La terapia farmacologica per la menorragia può includere:

  • Integratori di ferro. Se la condizione è accompagnata da anemia, il medico può consigliarvi di prendere integratori di ferro. Se i livelli del ferro sono bassi ma non si è ancora ad un livello anemico, si può iniziare a prendere gli integratori di ferro piuttosto che aspettare di diventare anemici.
  • Farmaci antinfiammatori non steroidei (FANS). I FANS, come l’ibuprofene (Advil, Motrin, altri) o naprossene (Aleve), contribuiscono a ridurre la perdita del sangue mestruale. FANS hanno il vantaggio di alleviare i crampi dolorosi mestruali (dismenorrea).
  • Contraccettivi orali. Oltre a fornire un efficace controllo delle nascite, i contraccettivi orali possono aiutare a regolare i cicli mestruali e ridurre gli episodi di eccessivo o prolungato sanguinamento mestruale.
  • Progesterone orale. Se assunto per 10 o più giorni di ogni ciclo mestruale, il progesterone può aiutare a correggere lo squilibrio ormonale e ridurre la menorragia.
  • Il ormonale IUD (Mirena). Questo tipo di dispositivo intrauterino rilascia un tipo di progestinico chiamato levonorgestrel, che rende il rivestimento uterino sottile e diminuisce il flusso di sangue mestruale e crampi.

Se si dispone della menorragia per via dell’uso di un farmaco ormonale, voi e il vostro medico potreste trattare la condizione modificando o fermando l’assunzione del farmaco.

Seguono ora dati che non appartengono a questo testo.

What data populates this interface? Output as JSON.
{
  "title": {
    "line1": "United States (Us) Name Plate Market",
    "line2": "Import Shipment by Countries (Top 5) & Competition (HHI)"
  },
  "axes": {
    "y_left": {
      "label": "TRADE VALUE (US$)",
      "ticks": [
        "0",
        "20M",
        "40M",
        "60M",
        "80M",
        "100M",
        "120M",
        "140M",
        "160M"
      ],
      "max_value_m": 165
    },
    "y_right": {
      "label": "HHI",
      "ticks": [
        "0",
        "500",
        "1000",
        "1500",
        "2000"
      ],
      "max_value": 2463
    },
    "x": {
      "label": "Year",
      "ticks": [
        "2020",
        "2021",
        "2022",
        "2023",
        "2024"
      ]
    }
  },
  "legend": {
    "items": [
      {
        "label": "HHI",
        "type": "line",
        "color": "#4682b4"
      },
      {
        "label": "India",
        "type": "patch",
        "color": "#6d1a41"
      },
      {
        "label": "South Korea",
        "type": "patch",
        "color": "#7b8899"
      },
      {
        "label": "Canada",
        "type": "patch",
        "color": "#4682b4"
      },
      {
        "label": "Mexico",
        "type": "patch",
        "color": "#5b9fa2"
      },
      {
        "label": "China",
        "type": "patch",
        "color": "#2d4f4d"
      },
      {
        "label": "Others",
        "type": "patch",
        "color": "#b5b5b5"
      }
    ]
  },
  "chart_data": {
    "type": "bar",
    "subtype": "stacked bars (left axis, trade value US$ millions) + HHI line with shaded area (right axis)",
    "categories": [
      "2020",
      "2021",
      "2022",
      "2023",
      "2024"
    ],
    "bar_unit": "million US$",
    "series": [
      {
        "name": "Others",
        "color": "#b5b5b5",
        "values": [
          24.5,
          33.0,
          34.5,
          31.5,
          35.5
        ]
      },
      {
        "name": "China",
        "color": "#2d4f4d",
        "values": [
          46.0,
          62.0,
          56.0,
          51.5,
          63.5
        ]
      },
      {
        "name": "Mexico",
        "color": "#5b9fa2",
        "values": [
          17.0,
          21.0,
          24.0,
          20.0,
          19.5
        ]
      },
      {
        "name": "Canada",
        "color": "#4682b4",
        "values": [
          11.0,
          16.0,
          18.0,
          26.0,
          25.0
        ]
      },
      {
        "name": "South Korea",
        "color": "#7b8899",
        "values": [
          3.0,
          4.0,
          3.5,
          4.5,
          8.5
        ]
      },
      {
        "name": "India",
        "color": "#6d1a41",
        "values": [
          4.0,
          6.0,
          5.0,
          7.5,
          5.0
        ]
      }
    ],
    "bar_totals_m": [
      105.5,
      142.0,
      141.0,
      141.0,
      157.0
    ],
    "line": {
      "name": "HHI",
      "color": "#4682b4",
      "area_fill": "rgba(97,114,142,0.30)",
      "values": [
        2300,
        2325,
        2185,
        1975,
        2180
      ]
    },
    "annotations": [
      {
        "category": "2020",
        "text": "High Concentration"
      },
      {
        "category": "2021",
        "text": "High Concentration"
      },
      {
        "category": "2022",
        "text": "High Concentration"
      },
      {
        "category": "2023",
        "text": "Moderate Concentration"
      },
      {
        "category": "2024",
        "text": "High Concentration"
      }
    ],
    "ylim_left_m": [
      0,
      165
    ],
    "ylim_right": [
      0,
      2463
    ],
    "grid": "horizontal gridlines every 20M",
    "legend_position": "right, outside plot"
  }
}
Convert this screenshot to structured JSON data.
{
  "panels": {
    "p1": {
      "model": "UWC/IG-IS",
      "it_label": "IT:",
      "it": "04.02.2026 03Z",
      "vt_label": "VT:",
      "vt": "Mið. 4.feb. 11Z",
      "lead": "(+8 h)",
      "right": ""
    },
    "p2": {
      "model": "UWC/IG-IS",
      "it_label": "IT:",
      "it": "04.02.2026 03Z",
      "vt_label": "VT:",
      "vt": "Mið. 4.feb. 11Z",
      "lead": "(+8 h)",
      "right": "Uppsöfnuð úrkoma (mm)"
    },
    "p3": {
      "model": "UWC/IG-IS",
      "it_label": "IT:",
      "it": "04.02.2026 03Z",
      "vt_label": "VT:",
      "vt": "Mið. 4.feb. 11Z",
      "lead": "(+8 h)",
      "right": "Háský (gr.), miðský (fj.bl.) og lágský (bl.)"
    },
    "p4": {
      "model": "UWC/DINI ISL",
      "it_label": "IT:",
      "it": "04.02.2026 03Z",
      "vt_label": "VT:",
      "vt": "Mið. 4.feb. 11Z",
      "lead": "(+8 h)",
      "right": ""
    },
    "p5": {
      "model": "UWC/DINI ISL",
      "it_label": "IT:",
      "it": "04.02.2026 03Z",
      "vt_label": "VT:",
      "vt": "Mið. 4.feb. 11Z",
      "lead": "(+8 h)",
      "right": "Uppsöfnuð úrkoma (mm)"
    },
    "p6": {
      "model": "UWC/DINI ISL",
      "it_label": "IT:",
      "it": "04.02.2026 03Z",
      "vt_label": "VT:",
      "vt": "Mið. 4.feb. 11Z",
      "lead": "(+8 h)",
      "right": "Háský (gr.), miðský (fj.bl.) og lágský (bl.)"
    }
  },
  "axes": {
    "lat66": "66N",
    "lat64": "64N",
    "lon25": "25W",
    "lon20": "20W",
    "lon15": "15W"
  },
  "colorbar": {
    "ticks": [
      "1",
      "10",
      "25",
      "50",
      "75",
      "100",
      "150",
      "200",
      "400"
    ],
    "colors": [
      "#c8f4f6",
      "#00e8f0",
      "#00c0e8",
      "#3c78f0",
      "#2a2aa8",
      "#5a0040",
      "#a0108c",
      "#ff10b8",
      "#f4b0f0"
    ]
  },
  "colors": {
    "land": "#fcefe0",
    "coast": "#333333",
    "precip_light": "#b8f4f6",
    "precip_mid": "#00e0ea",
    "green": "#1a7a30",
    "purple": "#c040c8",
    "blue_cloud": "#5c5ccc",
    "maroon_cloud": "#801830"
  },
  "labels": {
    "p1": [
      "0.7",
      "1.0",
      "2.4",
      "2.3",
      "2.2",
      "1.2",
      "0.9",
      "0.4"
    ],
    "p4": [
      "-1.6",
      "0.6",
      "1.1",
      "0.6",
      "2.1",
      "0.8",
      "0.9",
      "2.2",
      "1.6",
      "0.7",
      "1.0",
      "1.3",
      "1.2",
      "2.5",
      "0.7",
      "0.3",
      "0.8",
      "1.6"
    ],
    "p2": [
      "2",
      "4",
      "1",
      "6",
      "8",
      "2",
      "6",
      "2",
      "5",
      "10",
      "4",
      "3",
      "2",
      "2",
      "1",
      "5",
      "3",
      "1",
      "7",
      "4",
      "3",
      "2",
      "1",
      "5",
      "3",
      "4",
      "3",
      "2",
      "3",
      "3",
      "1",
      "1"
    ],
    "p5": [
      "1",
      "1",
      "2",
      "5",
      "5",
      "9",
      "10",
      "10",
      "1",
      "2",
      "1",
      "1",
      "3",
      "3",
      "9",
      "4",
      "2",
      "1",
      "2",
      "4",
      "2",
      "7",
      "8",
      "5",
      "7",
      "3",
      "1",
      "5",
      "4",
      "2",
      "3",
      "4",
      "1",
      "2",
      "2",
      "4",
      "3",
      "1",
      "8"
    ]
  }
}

Potrebbe essere necessario un trattamento chirurgico per la menorragia se la terapia farmacologica non ha raggiunto gli obiettivi prefissati. Le opzioni del trattamento comprendono:

  • Dilatazione e raschiamento (D & C). In questa procedura, il medico dilata la cervice e poi aspira del tessuto dal rivestimento dell’utero per ridurre il sanguinamento mestruale. Anche se questa procedura è comune e spesso tratta la menorragia correttamente, potrebbero essere necessarie ulteriori procedure di D & C, se la menorragia si ripete.
  • Isteroscopia operativa. Questa procedura utilizza un piccolo tubo con una luce (isteroscopio) per visualizzare la cavità uterina e può aiutare nella rimozione chirurgica di un polipo che causa un eccessivo sanguinamento mestruale.
  • Ablazione endometriale. Utilizzando una varietà di tecniche, il medico distrugge in modo permanente l’intero rivestimento dell’utero (endometrio). Dopo l’ablazione endometriale, la maggior parte delle donne ha uno scarso o assente flusso mestruale. L’ablazione endometriale riduce la capacità di rimanere incinta.
  • Resezione endometriale. Questa procedura chirurgica, richiede l’uso di un anello elettrobisturi, per rimuovere il rivestimento dell’utero. Sia l’ablazione endometriale che l’endometriale, sono utilizzate in donne che hanno sanguinamenti mestruali molto forti. Come ablazione endometriale, questa procedura riduce la capacità di rimanere incinta.
  • L’isterectomia. La rimozione chirurgica dell’utero e della cervice è una procedura permanente che provoca la sterilità e la cessazione dei cicli mestruali. L’isterectomia è eseguita durante l’anestesia e richiede l’ospedalizzazione. La rimozione supplementare delle ovaie (ovariectomia bilaterale) può causare la precoce menopausa.

Fatta eccezione per l’isterectomia, queste procedure chirurgiche sono di solito effettuate su una base ambulatoriale. Anche se potrebbe essere necessario un anestetico generale, è probabile che si possa andare a casa lo stesso giorno dell’operazione.